Der 3. Mai ist der „Tag der Pressefreiheit“. Zwar ist der Spott über die Flut an Gedenktagen zu jedem wichtigen und bedeutsamen Anlass berechtigt. Immerhin kann aber so die PR-Branche über sich sagen, dass jeder Tag als Gedenktag ein PR-Tag geworden ist. Es gibt immer einen Anlass, über etwas Positives zu berichten. Nur ermöglicht die Pressefreiheit gerade nicht den Bericht über das Positive, sondern die kritische Würdigung staatlichen Handelns. Im Kern ist es immer noch ein Abwehrrecht gegen den Staat geblieben. Deshalb ist diese Weltkarte von Reporter ohne Grenzen zugleich ein Dokument darüber, wo die Demokratie noch funktioniert. Wo der Zwang, der eigenen Regierung nur Positives zuzumuten, gerade nicht das journalistische Denken vergiftet hat.
+++ So mancher Journalist wäre deshalb durchaus erfreut, wenn er ein mit Erzieherinnen oder Lokomotivführern vergleichbares Gehalt bei ähnlicher sozialer Absicherung erzielen könnte. Der relative soziale Abstieg dieser Berufsgruppe hat ja schon längst begonnen. Vielleicht ist der Roboter-Journalismus eine Alternative? Er produziert Texte für zwei bis drei Euro, weil Maschinen zwar Wartung, aber sonst nichts anderes brauchen. Er befriedigte das Informationsinteresse der Leserschaft („Kates Baby ist da“ oder „Bayern verwandelte einen Elfmeter“), aber verzichtete auf jeden kritischen Gedanken über das zu bearbeitende Thema. Nur warum macht sich eigentlich niemand darüber Sorgen, ob man die PR oder die staatliche Informationspolitik ebenfalls durch Roboter-PR oder Roboter-Propaganda ersetzen kann? Davon ist nie etwas zu hören, weil PR und Propaganda funktionierende Geschäftsmodelle haben. Und niemand ist dort so blöd, dummen Maschinen etwas mitteilen zu lassen, was ohne menschliche Kreativität auskommt. Selbst Google kommt nicht auf die Idee, seine Außendarstellung ihren berühmten Algorithmen anzuvertrauen, obwohl Kay Oberbeck sicherlich mehr braucht als nur Wartung. Wenn sich Google und die mit ihm neuerdings kooperierenden Medienunternehmen über neue Projekte Gedanken machen wollen (Siehe zuletzt auch das Altpapier von Donnerstag), wäre hier ein nützliches Thema zu finden: Ist Roboter-PR und Roboter-Propaganda möglich? Schließlich wäre der Produktivitätsfortschritt gigantisch zu nennen, wenn solche Informationsbausteine nur noch zwei oder drei Euro kosteten. Wer wollte dann noch den Lebensunterhalt für Google-Sprecher Kay Oberbeck oder Regierungssprecher Steffen Seibert sicherstellen?

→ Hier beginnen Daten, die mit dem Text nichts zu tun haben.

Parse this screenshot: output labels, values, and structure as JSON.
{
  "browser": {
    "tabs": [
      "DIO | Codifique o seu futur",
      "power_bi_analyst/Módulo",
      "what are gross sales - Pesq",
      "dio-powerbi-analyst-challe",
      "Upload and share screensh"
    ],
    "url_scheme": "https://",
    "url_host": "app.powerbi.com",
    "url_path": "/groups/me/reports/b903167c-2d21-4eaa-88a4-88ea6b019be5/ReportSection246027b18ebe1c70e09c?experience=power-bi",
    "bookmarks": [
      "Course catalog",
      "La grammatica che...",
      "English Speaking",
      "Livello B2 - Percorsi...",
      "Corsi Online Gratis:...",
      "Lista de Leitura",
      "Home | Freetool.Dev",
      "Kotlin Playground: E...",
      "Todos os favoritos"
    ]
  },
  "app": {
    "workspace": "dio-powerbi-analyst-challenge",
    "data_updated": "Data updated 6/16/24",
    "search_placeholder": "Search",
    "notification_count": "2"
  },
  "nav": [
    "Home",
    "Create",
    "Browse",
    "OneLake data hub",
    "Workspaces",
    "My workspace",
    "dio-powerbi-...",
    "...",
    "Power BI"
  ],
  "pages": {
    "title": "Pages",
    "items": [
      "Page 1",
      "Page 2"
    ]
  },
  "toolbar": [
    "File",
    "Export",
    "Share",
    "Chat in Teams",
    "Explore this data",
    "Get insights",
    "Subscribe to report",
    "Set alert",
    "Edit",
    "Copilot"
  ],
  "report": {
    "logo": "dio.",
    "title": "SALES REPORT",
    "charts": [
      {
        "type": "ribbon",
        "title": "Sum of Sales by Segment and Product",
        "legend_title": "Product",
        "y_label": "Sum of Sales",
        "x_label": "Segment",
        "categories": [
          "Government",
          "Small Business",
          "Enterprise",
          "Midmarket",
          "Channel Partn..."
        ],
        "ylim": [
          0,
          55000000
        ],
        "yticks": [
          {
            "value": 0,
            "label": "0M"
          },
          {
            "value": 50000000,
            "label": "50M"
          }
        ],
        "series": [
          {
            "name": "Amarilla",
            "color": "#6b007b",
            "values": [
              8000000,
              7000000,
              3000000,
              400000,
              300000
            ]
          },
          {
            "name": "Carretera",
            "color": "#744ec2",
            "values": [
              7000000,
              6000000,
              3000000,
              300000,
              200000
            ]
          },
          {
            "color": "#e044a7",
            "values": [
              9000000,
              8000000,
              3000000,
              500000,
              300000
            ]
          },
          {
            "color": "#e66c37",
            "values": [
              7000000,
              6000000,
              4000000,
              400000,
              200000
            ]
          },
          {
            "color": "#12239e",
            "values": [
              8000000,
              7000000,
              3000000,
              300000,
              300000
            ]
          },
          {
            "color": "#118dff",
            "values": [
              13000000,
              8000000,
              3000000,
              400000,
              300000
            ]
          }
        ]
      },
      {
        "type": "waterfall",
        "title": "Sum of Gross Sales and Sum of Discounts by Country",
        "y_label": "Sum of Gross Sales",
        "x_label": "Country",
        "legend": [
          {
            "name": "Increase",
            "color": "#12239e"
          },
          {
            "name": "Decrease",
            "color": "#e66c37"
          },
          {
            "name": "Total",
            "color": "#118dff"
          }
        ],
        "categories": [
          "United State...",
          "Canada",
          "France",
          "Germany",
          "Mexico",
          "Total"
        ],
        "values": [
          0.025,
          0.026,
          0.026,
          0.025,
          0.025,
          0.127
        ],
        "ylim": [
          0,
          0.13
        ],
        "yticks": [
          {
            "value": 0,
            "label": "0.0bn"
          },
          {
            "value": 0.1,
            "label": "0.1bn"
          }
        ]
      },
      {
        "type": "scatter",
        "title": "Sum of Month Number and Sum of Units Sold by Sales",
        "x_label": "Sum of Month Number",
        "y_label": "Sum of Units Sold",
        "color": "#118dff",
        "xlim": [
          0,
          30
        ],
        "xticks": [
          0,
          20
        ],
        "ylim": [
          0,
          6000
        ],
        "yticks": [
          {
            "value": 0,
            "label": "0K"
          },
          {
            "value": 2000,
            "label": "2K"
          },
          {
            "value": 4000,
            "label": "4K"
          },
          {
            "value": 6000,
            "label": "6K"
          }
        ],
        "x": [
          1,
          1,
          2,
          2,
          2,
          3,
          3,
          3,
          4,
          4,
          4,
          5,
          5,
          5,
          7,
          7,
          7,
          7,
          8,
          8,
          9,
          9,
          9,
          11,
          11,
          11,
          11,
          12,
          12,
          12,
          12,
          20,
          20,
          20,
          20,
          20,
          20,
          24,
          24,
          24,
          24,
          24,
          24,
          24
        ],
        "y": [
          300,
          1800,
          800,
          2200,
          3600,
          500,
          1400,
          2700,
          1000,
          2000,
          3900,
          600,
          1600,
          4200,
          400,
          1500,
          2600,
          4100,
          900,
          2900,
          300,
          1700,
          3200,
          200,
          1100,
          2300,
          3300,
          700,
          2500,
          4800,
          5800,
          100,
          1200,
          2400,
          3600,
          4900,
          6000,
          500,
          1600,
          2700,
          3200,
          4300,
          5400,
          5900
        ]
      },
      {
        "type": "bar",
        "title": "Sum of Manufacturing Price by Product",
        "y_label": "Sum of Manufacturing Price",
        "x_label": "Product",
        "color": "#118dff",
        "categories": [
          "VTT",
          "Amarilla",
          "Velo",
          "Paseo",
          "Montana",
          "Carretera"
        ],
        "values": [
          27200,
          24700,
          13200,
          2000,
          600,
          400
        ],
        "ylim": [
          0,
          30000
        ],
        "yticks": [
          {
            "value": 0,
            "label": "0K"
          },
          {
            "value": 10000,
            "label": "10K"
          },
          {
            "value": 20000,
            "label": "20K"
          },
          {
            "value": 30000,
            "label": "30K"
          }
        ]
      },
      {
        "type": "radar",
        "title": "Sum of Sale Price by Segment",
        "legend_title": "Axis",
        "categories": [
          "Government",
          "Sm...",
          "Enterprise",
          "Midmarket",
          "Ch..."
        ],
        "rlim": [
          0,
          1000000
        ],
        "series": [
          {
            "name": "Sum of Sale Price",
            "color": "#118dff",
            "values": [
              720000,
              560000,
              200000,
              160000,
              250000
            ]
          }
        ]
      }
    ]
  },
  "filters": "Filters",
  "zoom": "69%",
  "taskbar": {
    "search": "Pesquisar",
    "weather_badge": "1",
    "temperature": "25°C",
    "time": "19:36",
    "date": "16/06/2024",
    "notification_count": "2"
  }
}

+++ Dazu wird es natürlich nicht kommen. PR ist schließlich schon immer vernetztes Arbeiten gewesen (auch „Networking“ oder „Strippen-ziehen“ genannt), weil ansonsten sogar die am besten formulierten Pressemitteilungen ungelesen in den Papierkorb wandern. Der Journalismus lebt davon, dieser Flut an positiven Botschaften etwas entgegenzusetzen. Oder besser formuliert. Er hat darin seine publizistische Existenzberechtigung, ob er davon auch leben kann, ist ja nicht mehr so sicher. Das ist er seinen Kunden schuldig, weil diese ansonsten nichts mehr finden, was sich den Einflüsterungen (oder manchmal auch dem Gebrüll) von Interessengruppen widersetzt. Die neue Digital-Chefin der NZZ, Anita Zielena spricht dann auch im Interview von „erstklassigem Journalismus“, der im Vordergrund zu stehen habe. Aber ansonsten geht es dort nur um die technische Umsetzung von Kundenansprache und die Nutzung diversifizierter Digitalkanäle. Die von Frau Zielena hoch gelobte New York Times macht in der Beziehung alles richtig, aber trotzdem offenkundig Millionenverluste. Es geht also nur um die Antwort auf eine Frage: Finden sich noch genügend Leser und Zuschauer, die auch als Kunden bereit sind, für journalistische Produkte Geld auszugeben? Dass der Journalismus dabei nicht mehr seine Informationen auf Papyrus oder Steintafeln verbreitet, ist nun wirklich nicht das Thema. Aber diese Flucht von Digitalexperten in die Technologie ist schon Ausdruck des Strukturwandels in der Branche. Am Ende könnte der Zwei-Euro-Roboter-Journalismus stehen, der allerdings von realen Menschen in der PR gefüttert und programmiert wird.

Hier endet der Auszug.